Он научил меня слышать живопись. Мы часто стояли перед тициановским портретом Карла V, того самого, у которого достало величия и благородства поднять упавшую кисть гениального венецианца. Я смотрел на усталое лицо испанского короля и живо ощущал всю меру доверия, которую испытывал всегда подозрительный Карл к стоящему перед ним живописцу. В комнате было холодно. Короля мучила подагра, но он не шевелился. Холод пробирался под черный, подбитый мехом плащ, но он не подавал виду, ибо мастер был одет легко. Пахло прелыми листьями и сыростью. Была осень. Карл задумчиво рассматривал живописца: а уж не выйдет ли так, что именно этот, возникающий под его кистью холодный вечер, который заставляет еще сильнее ныть и без того болящую ногу, да и сам он, усталый, отягощенный непомерными заботами правитель, а точнее, изображение этого вечера и его самого, — только это и останется от всех его трудов, от его империи, на которую он положил столько сил, над которой никогда не заходит солнце? Красный ковер грел затянутые в черные чулки ноги. В перчатку пряталась стынущая рука. Открывающийся из лоджии пейзаж был наполнен воздухом наступающего вечера и влажным ветром с моря. Спокойный взгляд Карла ничего не скрывал: ни усталость, ни боль в ноге, ни поселившуюся в сердце печаль. Было тихо, только изредка там, среди деревьев, жалобно вскрикивала птица. Прозрачный предзакатный свет почтительно и нежно окутывал одинокого, зябнущего человека. Он смотрел на увлеченно работающего мастера, словно ожидая от него ответа на свои непроизнесенные вопросы, и вдруг усмехнулся неожиданно возникшей мысли, что, скорее всего, они оба знают ответ, но ни один из них не осмелится озвучить его, и что, наверное, для этого и существует живопись, чтобы говорить то, что вслух произносить нельзя…

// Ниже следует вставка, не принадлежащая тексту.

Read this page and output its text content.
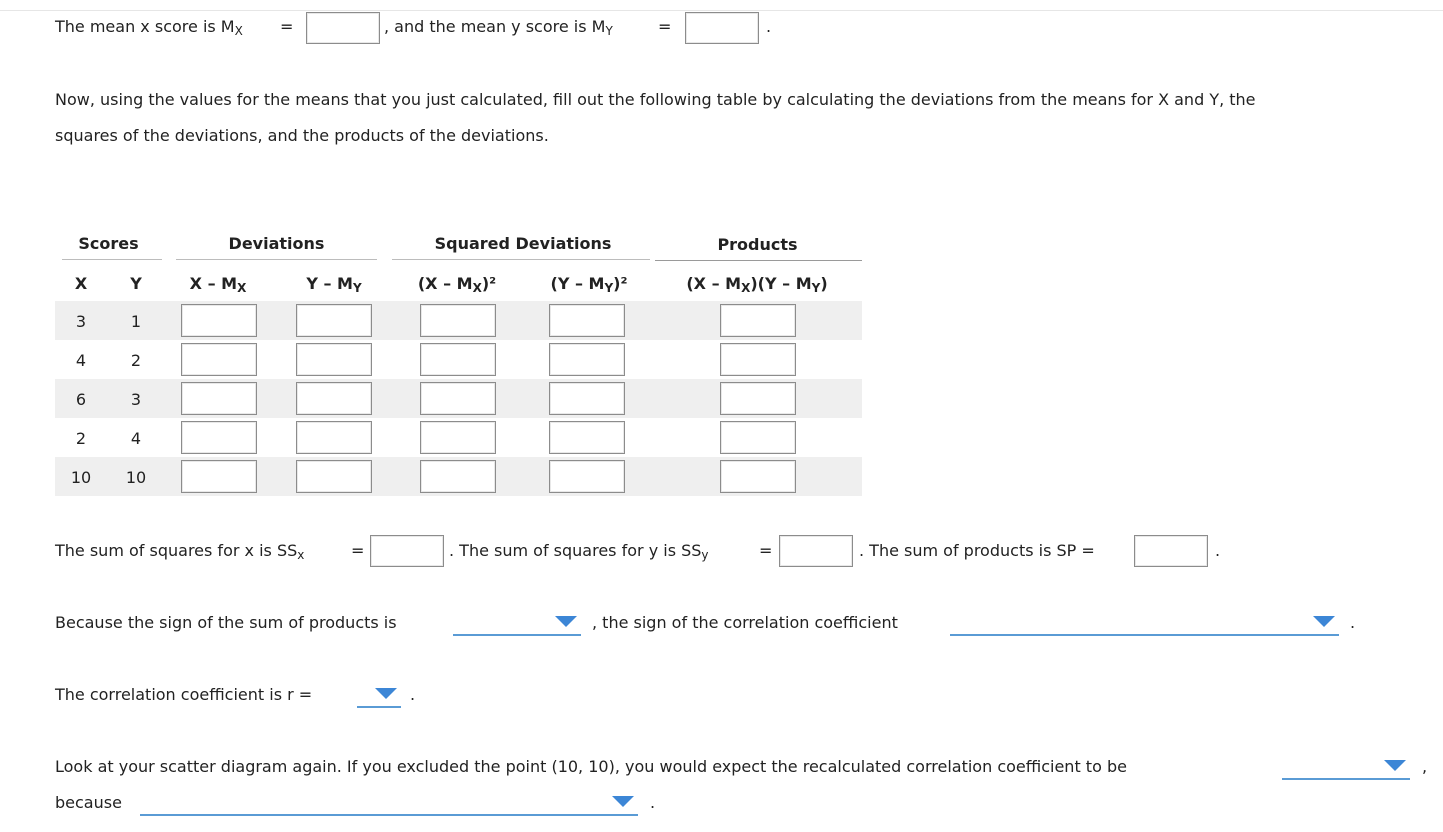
The mean x score is $M_X$ =	, and the mean y score is $M_Y$	=	.
Now, using the values for the means that you just calculated, fill out the following table by calculating the deviations from the means for X and Y, the
squares of the deviations, and the products of the deviations.
Scores	Deviations	Squared Deviations	Products
X	Y	X – $M_X$	Y – $M_Y$	$(X - M_X)^2$	$(Y - M_Y)^2$	$(X - M_X)(Y - M_Y)$
3	1
4	2
6	3
2	4
10	10
The sum of squares for x is $SS_x$	=	. The sum of squares for y is $SS_y$	=	. The sum of products is SP =	.
Because the sign of the sum of products is	, the sign of the correlation coefficient	.
The correlation coefficient is r =	.
Look at your scatter diagram again. If you excluded the point (10, 10), you would expect the recalculated correlation coefficient to be	,
because	.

В зале под ногами посетителей негромко поскрипывал паркет. Люди ненадолго задерживались у портрета императора и короля и торопились дальше, в другие залы, где висели картины других знаменитых художников. И король по-прежнему оставался одинок.
Однажды, глядя на кокетливо улыбающуюся с небольшого холста Саскию, Художник сказал мне:
— Такую виртуозную живопись, такое техническое искусство ты мало у кого найдешь, малыш. Но все это ерунда по сравнению с чудом живой жизни, которой дышит этот холст. Ты знаешь, я живу один. Но если бы этот портрет висел у меня дома, то мне было бы кому каждый вечер пожелать спокойной ночи и кому, проснувшись, сказать доброе утро.
К Рембрандту он относился с благоговением, часто вспоминая слова русского художника Фалька: сострадание к людям, воплощенное в материале.